Hello. My name is Gabrielle, I am a girl and I love football. The first thing that comes to every male mind when I say this is ‘oh, she must have a thing for the quarterback.’ Well, no. I am a NY Giants fan, no offense to Eli Manning or anything, but he is not my style; I am a NY football Giants fan because they are the epitome of New York City (and yes, I am aware where meadowlands stadium is.)
The Giants embody the spirit of a true New Yorker; they do not let anybody keep them down or hold them back, and just when everyone counts them down and out . . . . BOOM! They go on to win the Super Bowl after everyone had said they wouldn’t even make it to the playoffs. Now, don’t get me wrong, I do like a man in a uniform and all, but sports are sports. A player can be attractive, but when it comes to football I am focused on the game. No one talks to me on Sundays during football and so help me God if you get in the way of my line of sight during playoff seasons.

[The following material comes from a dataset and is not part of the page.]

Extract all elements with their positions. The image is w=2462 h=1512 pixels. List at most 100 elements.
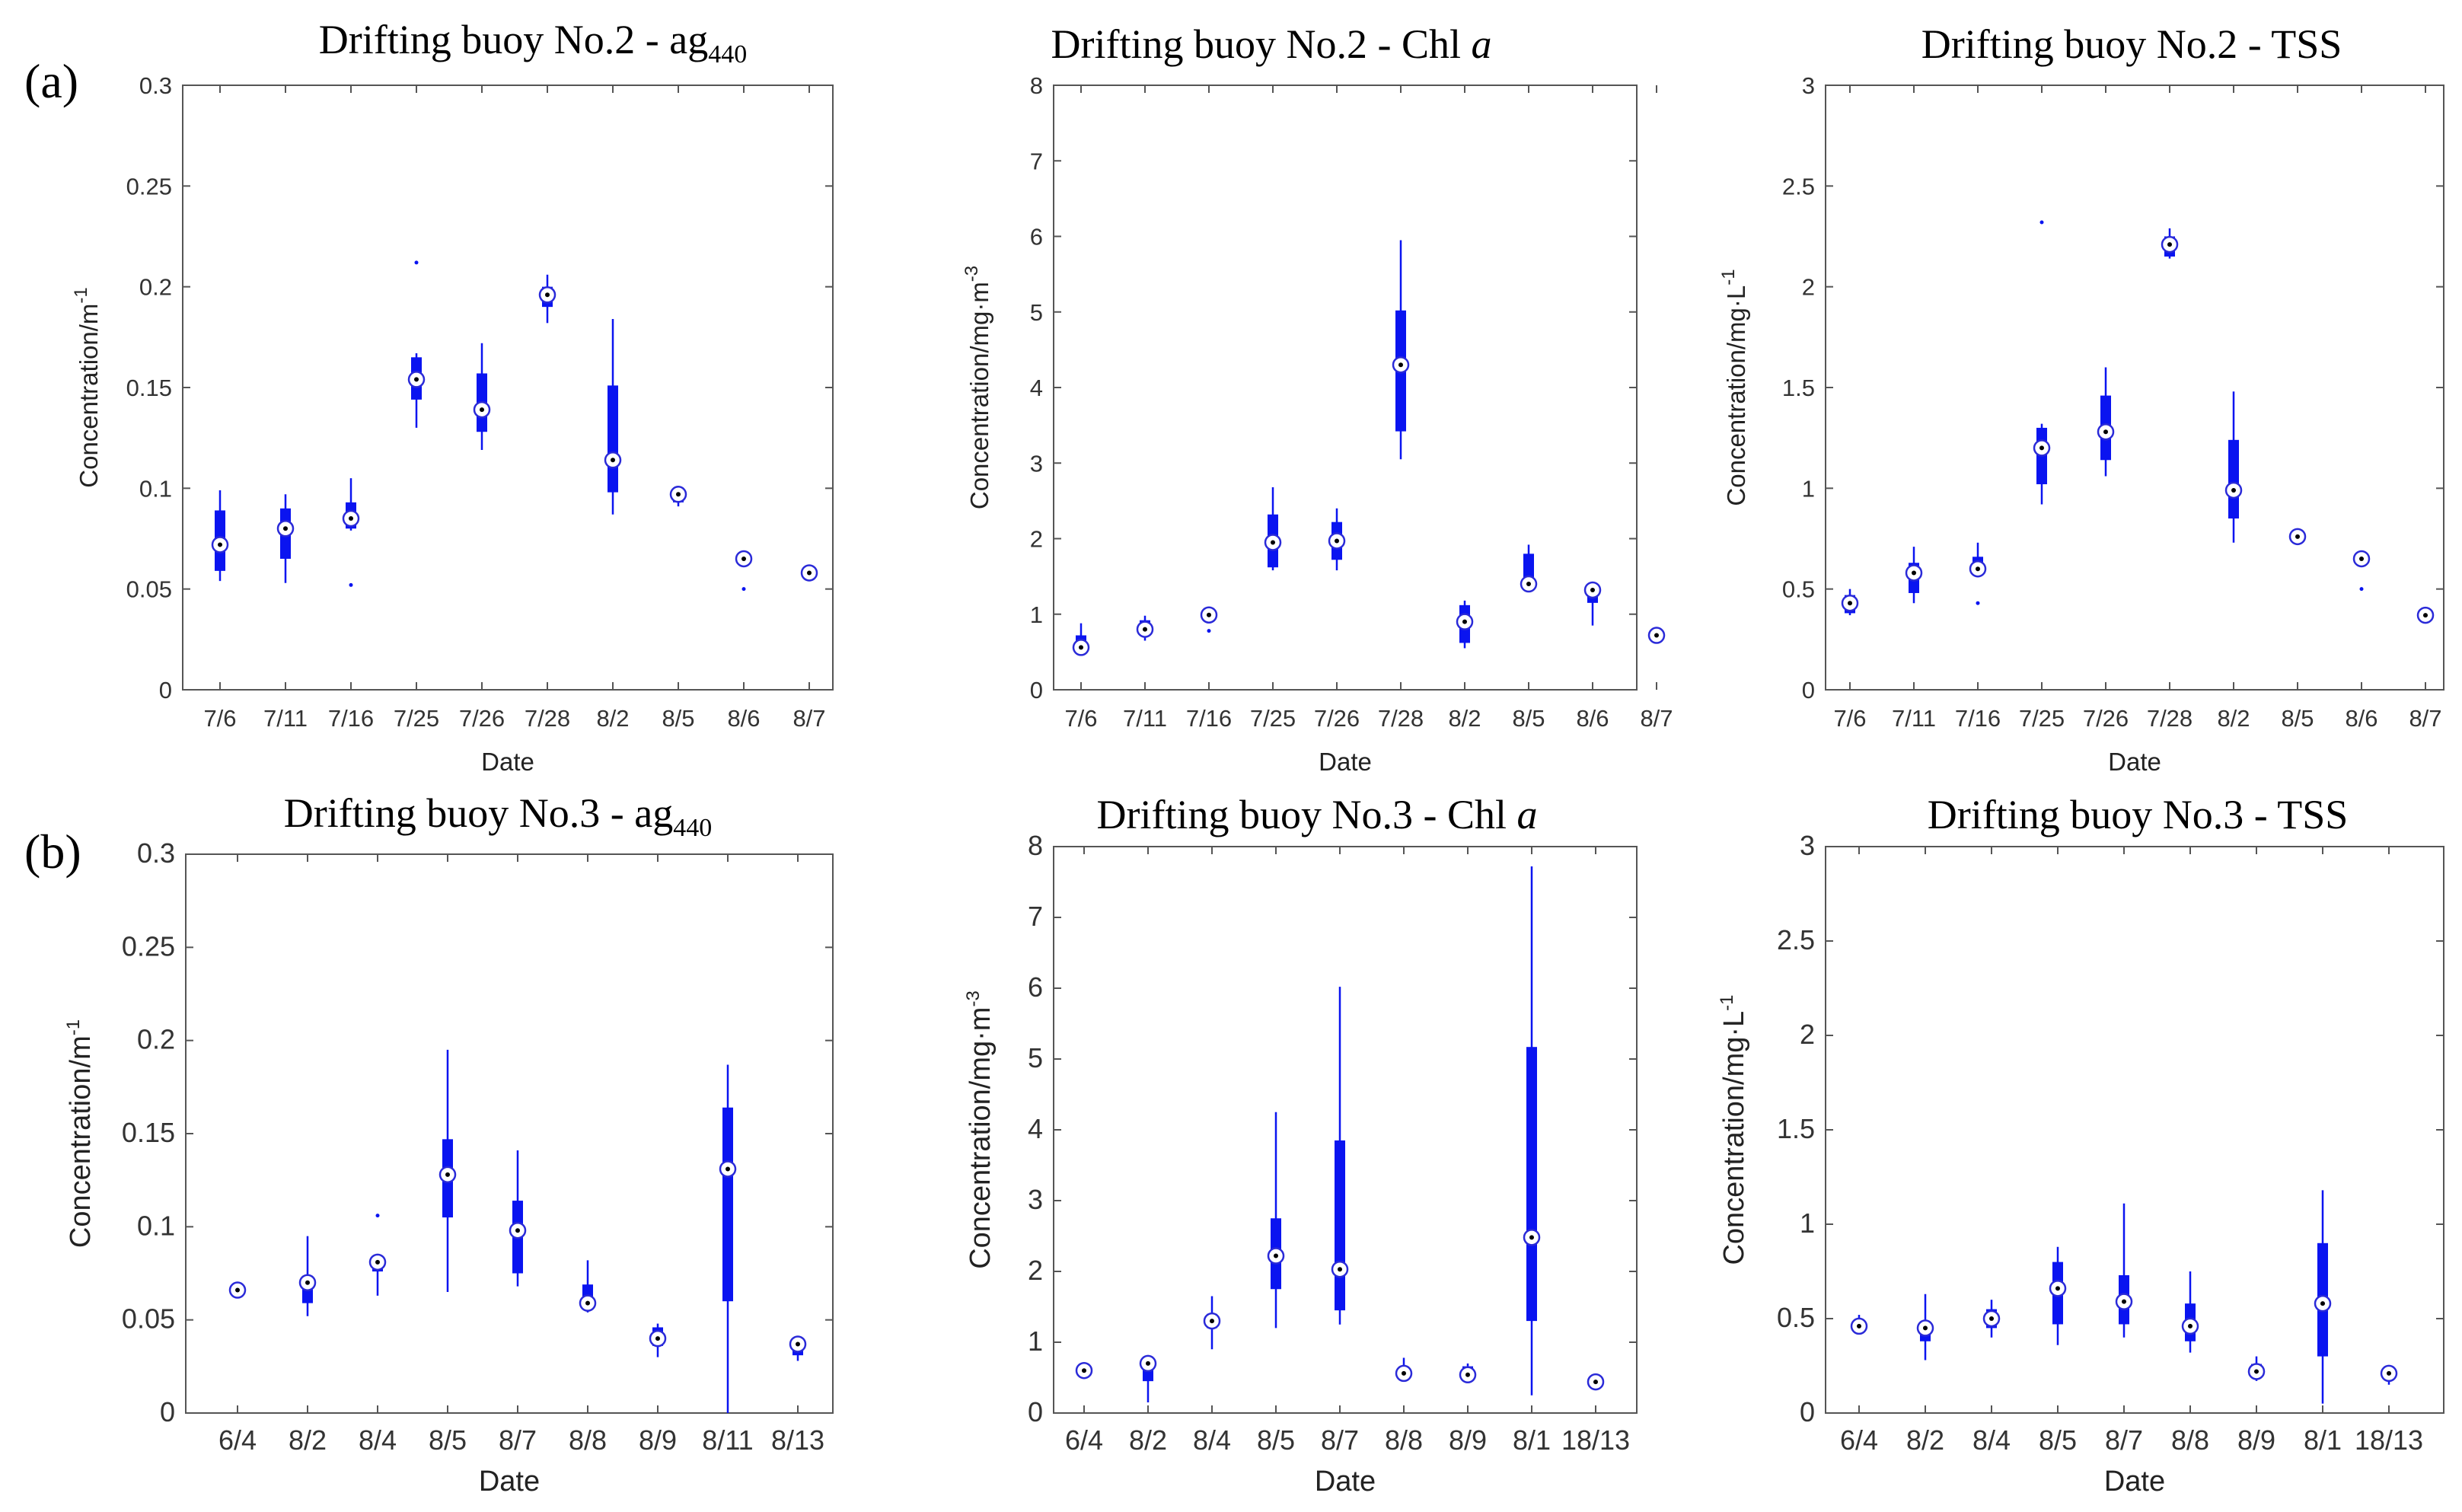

Football is the only sport I know the ins and outs of; every 'into', every first down, 2-point convervsion, every field goal missed, I am screaming, cheering or sulking with the rest of the [usually male] sports fanatics. I trash talk, I know draft picks [thanks 1iota for hooking me up with tix last year], I’m vaguely familiar with rosters so I can call out the opposing team’s 5th string quarterback because everyone else is injured and he looks scared to death on the field with the real players; I am a fan. But for whatever reason no one ever seems to take me seriously when football season comes around.
For the 49ers v Giants playoffs game this season (2011) I was bartending during the game for a packed bar. It was pretty much a mixed crowd, more men, older, but a lot of young girls sporting jerseys and oo-ing and ahh-ing whenever the ball was thrown. They had no idea what a two-point conversion was, or why you cannot touch someone during a punt return if they are flailing their arms around. It was then I realized that’s probably how people saw me; deer in headlights, blindly following the mass of boys to ‘stand out’ and grab their attention . . . that is, of course, until I started heckling Alex Smith (QB), and screaming at the girls NOT to start singing ‘we’re going to the ship’ before the field goal attempt because HEY! Did you not JUST see the Ravens game (sorry Cundiff) against the Patriots?
Come football season I get very superstitious. I wore the same t-shirt for 3 weeks of the playoffs and kept making the same bets because I thought that was helping my team win week after week. Now did I really think the fate of my team rests on the little details of my daily choices? No. But I did them just in case. Regardless if you’re a bystander just trying to fit in during the only real sport of the winter, or if you’re actually a die hard fan and bleed whatever color it is your team wears (BLUE!!) there is one thing you never ever do . . . and that is call a play before it happens. [you are going to jinx us all are you kidding me?!! Again..sorry Cundiff] Now these girls did not know any better; they were just taken aback by all the action and glory which surrounds football and your hometown team possibly going to the biggest game of the year. However, I still realized that they were just fitting in to the stereotype that I argue with every time I open my mouth about football. I know a little bit about a lot of sports, but football is the only one that no contest I know a lot about. So, men, in the future, hear my plight. Not every girl likes sports just for the athletes. Sure, that’s an additional pro, but some of us actually act just as crazy as you do. [Also, I would like to take this moment to apologize to my junior year roommate. Sorry I broke our TV when I launched a book at it during football season and my team lost. It meant a lot at the time.] So guys, feel free during your favorite sports game to invite a few ladies over. You never know, they might just surprise you and be more into the game than you are.